The missiles, presumed to Scud-series missiles, were fired from the southwest Hwanghae province yesterday morning and flew across the country before landing in the ocean, the official said requesting anonymity citing department rules. The missiles have a range of 500 kilometres, he said.

North Korea has conducted an unusually large number of test-firings of missiles, artillery and rockets since earlier this year. South Korean officials have confirmed about 90 such firings by North Korea since February 21 and 10 of them have been ballistic launches, according to Seoul's Defence Ministry.

The North's recent launches come as the country is stepping up its demand that South Korea accept a set of proposals that it said would reduce bilateral tensions, including the cancellation of regular military drills between Seoul and Washington. South Korea has rejected the North's proposals, saying it must first demonstrate that it is serious about nuclear disarmament if it truly wants peace.

North's missile and rocket launches are also seen a message to its neighbours and Washington not to interfere in its buildup of nuclear bombs and other defense capabilities.
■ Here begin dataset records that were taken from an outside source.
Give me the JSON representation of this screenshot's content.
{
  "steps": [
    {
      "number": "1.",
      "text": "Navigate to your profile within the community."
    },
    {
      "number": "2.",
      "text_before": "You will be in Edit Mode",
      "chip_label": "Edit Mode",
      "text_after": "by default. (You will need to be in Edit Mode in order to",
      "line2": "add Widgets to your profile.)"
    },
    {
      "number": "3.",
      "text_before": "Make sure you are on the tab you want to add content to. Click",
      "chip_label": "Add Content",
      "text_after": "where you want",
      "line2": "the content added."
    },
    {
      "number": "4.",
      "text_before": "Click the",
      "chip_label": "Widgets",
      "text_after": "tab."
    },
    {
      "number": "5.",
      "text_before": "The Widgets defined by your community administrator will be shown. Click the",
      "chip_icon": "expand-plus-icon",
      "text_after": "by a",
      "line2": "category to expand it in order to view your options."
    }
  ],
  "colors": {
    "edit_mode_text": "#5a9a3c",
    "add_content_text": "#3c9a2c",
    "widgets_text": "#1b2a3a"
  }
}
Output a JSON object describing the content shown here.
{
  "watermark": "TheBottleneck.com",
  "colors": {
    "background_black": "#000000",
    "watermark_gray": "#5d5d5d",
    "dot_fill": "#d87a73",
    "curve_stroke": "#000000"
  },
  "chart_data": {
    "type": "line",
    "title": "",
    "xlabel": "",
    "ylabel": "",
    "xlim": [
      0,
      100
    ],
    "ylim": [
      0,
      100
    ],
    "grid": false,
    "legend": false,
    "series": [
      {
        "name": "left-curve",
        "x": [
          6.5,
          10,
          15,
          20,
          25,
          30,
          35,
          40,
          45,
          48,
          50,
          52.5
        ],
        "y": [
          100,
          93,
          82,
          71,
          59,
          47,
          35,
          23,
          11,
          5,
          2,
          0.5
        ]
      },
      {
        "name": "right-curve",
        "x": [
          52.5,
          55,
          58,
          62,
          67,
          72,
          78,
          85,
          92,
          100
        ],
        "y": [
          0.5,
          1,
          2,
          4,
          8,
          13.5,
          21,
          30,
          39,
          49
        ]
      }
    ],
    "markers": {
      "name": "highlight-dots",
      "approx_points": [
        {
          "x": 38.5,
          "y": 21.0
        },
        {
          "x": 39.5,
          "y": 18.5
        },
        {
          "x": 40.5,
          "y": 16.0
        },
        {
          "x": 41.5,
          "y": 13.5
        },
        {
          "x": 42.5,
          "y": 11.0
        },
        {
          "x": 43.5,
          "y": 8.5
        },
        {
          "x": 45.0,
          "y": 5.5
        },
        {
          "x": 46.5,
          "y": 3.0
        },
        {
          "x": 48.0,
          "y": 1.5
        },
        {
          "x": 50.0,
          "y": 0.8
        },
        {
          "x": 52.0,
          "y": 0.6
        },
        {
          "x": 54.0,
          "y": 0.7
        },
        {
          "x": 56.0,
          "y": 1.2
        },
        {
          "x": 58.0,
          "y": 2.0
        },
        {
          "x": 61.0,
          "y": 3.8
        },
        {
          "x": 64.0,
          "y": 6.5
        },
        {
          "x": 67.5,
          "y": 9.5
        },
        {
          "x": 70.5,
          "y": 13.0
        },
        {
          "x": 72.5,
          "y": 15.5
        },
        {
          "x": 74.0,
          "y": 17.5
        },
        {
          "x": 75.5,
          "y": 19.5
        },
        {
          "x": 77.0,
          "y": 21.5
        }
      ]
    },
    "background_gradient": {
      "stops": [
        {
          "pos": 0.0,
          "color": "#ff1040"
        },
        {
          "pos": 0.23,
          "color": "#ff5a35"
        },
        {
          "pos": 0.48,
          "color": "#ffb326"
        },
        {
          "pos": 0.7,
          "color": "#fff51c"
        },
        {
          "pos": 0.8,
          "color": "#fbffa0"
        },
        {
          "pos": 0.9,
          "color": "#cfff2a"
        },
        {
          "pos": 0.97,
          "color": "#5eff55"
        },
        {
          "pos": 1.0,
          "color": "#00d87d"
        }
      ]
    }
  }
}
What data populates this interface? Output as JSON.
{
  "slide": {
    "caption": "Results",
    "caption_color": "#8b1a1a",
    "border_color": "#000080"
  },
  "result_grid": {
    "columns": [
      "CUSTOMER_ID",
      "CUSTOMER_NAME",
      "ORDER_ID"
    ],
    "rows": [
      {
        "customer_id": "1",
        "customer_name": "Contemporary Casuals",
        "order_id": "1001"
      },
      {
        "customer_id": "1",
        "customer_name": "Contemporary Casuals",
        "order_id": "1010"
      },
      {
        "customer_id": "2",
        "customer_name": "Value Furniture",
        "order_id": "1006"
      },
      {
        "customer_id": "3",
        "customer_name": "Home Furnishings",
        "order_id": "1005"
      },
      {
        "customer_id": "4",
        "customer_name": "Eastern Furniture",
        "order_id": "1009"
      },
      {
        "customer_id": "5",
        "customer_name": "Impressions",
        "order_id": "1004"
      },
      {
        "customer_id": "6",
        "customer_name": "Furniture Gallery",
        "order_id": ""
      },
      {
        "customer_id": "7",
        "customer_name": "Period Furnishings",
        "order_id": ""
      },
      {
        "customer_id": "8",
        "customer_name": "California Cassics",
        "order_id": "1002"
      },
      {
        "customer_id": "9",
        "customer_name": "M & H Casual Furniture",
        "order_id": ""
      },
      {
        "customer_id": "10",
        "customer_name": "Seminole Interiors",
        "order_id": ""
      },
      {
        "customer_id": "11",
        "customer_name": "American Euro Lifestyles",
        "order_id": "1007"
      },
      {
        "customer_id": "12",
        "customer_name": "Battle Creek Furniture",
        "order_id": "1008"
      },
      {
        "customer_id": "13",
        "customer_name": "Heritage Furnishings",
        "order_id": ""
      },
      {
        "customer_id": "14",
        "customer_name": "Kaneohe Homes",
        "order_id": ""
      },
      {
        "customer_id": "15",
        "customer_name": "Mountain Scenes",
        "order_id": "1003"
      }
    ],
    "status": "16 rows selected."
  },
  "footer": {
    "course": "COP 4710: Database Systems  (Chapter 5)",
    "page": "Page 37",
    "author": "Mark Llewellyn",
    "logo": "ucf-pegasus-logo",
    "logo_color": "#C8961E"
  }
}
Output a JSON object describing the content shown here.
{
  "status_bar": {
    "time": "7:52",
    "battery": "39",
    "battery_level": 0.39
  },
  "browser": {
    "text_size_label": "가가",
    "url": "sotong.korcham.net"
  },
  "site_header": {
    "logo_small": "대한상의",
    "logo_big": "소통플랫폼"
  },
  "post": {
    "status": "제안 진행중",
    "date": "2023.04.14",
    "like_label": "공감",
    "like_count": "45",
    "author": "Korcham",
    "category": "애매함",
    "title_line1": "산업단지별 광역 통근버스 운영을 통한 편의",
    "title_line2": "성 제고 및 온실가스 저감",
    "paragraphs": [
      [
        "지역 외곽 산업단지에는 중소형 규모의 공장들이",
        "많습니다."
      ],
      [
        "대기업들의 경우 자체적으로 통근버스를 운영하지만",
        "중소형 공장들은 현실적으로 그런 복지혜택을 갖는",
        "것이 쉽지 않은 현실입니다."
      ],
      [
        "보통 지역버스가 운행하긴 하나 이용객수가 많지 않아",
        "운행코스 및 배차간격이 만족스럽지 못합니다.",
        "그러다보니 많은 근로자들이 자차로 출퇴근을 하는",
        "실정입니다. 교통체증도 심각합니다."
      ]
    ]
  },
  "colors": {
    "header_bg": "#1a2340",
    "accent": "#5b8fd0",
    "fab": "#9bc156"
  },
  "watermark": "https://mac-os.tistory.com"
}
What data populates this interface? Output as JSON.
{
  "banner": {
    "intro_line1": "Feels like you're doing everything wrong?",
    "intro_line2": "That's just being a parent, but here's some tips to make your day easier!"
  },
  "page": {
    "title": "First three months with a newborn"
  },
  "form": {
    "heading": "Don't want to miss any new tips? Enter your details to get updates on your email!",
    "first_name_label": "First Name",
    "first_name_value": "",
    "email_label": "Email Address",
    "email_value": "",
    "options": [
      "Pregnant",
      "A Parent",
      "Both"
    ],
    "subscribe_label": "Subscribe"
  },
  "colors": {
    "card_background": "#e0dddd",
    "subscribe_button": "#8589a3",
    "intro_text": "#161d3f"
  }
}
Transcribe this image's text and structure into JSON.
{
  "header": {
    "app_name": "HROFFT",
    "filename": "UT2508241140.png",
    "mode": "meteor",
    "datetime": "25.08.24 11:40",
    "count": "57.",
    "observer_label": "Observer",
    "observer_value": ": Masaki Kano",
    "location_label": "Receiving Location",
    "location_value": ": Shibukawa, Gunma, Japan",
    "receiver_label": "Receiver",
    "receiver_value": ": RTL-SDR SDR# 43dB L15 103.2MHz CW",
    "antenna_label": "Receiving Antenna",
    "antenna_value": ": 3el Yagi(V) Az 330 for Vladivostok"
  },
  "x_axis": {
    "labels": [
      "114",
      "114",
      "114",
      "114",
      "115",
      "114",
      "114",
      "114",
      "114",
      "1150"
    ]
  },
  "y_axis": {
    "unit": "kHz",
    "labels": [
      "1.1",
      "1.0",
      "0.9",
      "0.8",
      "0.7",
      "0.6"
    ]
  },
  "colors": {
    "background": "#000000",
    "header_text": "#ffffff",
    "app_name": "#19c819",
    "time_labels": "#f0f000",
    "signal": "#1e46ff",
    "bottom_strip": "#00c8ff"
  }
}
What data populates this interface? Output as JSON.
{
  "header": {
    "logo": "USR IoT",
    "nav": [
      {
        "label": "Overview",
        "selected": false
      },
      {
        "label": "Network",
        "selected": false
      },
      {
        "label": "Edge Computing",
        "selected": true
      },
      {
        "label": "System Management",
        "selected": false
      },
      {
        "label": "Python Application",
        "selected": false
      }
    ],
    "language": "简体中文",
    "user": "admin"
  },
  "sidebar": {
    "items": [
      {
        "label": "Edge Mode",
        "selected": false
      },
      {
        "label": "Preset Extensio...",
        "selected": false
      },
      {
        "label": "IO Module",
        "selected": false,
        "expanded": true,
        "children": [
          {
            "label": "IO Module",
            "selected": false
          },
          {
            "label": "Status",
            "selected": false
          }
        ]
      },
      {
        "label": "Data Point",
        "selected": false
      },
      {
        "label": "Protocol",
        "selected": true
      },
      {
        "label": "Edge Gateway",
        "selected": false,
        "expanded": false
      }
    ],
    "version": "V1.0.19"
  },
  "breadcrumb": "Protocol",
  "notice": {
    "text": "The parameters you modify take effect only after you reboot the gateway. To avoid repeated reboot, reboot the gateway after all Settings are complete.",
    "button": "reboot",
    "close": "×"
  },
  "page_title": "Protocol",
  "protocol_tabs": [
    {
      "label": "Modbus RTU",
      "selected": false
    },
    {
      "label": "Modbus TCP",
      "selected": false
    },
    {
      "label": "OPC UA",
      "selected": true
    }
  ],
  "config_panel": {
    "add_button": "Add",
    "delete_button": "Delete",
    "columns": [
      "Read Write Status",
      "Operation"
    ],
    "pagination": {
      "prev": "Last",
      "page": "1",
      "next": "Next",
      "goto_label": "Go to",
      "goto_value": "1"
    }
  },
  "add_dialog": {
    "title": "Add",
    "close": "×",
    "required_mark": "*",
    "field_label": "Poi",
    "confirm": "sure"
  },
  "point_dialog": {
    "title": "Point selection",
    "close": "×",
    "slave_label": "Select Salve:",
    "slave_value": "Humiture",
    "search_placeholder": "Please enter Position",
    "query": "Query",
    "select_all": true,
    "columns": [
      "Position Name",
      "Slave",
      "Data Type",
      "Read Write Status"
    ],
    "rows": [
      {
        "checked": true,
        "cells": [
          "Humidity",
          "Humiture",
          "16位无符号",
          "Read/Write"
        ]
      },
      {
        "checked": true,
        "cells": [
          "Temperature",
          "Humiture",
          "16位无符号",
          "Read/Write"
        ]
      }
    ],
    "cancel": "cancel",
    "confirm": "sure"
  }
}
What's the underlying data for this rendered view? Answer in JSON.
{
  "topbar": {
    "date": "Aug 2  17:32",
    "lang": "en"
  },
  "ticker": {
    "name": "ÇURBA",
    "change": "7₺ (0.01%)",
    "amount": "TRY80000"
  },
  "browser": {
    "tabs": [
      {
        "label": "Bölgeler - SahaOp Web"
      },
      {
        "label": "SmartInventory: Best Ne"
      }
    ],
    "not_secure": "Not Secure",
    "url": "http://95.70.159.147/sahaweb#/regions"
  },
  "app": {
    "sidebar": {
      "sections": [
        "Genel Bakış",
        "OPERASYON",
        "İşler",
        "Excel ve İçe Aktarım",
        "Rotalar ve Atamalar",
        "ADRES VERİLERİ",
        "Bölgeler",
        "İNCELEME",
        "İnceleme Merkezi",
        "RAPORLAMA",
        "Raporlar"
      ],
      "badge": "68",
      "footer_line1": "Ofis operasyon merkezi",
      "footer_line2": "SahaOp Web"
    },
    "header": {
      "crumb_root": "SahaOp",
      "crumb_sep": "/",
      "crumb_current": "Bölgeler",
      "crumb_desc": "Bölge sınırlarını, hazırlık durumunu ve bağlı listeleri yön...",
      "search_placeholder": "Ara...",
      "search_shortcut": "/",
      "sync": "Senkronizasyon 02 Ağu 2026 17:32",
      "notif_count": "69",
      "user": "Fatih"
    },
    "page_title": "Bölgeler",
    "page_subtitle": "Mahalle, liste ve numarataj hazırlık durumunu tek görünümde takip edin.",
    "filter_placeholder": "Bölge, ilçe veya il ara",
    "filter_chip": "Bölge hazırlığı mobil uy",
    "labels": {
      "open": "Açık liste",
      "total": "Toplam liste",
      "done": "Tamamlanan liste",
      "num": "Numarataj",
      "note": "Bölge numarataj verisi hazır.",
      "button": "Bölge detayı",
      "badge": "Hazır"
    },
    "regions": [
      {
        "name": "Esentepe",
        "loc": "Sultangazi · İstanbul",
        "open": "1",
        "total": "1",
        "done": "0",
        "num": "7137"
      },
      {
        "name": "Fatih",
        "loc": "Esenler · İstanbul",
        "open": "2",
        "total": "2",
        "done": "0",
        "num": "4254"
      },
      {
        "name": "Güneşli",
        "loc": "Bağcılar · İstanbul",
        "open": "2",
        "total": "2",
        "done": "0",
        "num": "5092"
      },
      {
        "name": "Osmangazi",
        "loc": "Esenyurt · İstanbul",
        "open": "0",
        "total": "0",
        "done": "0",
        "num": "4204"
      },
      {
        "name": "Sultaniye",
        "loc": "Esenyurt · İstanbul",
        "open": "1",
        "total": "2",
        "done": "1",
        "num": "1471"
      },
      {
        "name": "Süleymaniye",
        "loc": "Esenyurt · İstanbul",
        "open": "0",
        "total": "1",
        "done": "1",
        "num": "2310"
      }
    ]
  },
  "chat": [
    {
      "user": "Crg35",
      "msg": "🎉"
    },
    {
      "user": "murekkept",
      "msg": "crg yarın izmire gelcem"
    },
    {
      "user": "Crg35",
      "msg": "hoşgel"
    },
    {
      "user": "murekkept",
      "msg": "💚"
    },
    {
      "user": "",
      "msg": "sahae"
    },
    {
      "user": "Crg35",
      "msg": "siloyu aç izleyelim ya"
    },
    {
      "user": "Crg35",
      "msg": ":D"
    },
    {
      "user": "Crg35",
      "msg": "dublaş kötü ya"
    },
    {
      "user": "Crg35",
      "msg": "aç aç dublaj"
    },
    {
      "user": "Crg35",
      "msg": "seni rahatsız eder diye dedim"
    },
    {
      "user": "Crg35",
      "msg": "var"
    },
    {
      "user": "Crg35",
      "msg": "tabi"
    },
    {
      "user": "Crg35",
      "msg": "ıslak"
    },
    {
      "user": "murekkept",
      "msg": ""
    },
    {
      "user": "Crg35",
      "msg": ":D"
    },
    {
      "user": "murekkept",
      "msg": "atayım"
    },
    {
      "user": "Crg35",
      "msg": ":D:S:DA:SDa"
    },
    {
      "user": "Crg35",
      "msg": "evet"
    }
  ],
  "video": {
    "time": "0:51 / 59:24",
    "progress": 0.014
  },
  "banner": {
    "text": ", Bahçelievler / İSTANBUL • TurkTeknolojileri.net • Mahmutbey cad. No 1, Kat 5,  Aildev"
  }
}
The country also test-launched missiles and rockets ahead of Chinese President Xi Jinping's recent visit to Seoul in what analysts say was an apparent protest against Xi becoming Beijing's first leader to come to the South before the North.

In Washington, State Department spokeswoman Jen Psaki called the launches provocative, and said North Korea had again apparently failed to provide prior notification to ships and aircraft in the vicinity, despite international provisions to do so.

The two Koreas remain divided along the world's most heavily fortified border. The Korean Peninsula officially remains in a state of war because the 1950-53 Korean War ended with an armistice, not a peace treaty.